01/30/2026
That uneasy feeling after scrolling isn’t random.
It’s Fear of Missing Out.
Social media doesn’t show real life.
It shows moments, edited, filtered, and amplified.
Psychologist Andrew Przybylski and colleagues defined FOMO as a form of social anxiety rooted in unmet psychological needs, especially belonging and self-worth.
Research shows FOMO increases with social media use, where we’re constantly exposed to curated highlights, not real life.
Your brain compares your behind-the-scenes
to everyone else’s highlight reel.
Why It’s So Intense Today:
FOMO thrives because:
➡️ You see events as they’re happening
➡️ Social media removes natural “out of sight, out of mind”

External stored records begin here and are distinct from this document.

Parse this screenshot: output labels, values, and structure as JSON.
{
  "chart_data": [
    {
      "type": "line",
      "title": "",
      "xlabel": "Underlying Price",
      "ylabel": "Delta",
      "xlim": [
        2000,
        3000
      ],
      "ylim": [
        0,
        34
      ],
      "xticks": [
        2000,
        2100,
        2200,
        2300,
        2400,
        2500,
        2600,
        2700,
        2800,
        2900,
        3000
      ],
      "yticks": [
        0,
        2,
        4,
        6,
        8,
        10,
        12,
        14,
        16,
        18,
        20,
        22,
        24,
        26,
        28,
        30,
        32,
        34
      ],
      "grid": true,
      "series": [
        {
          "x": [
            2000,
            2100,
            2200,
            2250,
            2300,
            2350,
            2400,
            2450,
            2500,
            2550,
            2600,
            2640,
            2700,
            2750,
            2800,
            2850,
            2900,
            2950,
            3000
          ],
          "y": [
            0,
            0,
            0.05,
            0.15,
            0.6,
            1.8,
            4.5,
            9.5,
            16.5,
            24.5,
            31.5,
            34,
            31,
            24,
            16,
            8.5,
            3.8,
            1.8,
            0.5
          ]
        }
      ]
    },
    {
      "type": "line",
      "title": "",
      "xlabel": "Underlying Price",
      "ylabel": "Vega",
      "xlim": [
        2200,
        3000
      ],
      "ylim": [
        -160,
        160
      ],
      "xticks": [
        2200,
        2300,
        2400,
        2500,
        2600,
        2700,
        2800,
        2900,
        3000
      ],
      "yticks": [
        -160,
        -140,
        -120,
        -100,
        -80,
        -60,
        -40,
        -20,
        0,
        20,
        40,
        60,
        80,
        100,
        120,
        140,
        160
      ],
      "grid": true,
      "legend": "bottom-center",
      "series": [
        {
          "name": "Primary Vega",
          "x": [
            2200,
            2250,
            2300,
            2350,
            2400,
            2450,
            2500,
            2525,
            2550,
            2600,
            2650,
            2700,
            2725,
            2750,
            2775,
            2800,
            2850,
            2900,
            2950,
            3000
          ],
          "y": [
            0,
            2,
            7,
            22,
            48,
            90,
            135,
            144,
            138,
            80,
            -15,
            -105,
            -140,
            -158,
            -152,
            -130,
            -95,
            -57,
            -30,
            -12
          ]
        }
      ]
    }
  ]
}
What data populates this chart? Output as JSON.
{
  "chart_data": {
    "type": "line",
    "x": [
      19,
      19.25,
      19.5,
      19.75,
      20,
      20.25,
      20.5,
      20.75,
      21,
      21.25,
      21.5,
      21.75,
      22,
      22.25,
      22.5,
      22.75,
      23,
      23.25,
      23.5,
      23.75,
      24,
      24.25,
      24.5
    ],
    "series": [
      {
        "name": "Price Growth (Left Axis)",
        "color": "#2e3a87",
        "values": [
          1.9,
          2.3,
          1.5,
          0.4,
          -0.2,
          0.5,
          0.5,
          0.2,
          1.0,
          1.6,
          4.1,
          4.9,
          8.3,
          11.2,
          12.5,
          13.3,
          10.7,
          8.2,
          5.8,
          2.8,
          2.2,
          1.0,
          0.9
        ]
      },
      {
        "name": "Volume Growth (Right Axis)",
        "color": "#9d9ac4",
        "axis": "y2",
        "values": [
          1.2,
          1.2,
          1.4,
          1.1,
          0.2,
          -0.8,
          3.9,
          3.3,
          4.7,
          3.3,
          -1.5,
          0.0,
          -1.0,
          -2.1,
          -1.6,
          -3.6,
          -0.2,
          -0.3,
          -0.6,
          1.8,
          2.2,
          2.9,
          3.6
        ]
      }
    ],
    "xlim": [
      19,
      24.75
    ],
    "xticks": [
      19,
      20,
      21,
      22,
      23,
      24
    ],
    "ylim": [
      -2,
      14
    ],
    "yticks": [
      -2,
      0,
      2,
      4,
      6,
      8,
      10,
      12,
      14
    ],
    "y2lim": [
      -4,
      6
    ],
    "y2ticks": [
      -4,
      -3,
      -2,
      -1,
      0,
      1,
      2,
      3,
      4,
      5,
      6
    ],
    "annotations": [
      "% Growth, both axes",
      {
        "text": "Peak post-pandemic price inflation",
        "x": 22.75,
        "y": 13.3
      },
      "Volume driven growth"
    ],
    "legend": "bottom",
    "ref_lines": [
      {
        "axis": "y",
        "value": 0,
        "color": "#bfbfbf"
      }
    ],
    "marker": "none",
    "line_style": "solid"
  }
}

➡️ Algorithms amplify what’s popular
➡️ Rest looks like failure instead of recovery
It’s not that people are doing more, you’re just seeing more.
The Catch (Important Distinction):
FOMO isn’t always about wanting the thing.
Sometimes it’s about wanting the validation of being wanted.
You don’t actually want every plan.
You want reassurance that you could have gone.
Practical Takeaways:
1️⃣ Name it in the moment. “This is FOMO, not intuition.”
2️⃣ Check desire vs comparison. Ask, “Would I want this if I hadn’t seen it?”
3️⃣ Curate your inputs. Less exposure = less anxiety.
4️⃣ Practice JOMO (Joy of Missing Out). Rest, boundaries, and choosing yourself count too.
You’re not behind.
You’re just not everywhere.
And no one actually is, no matter what it looks like online.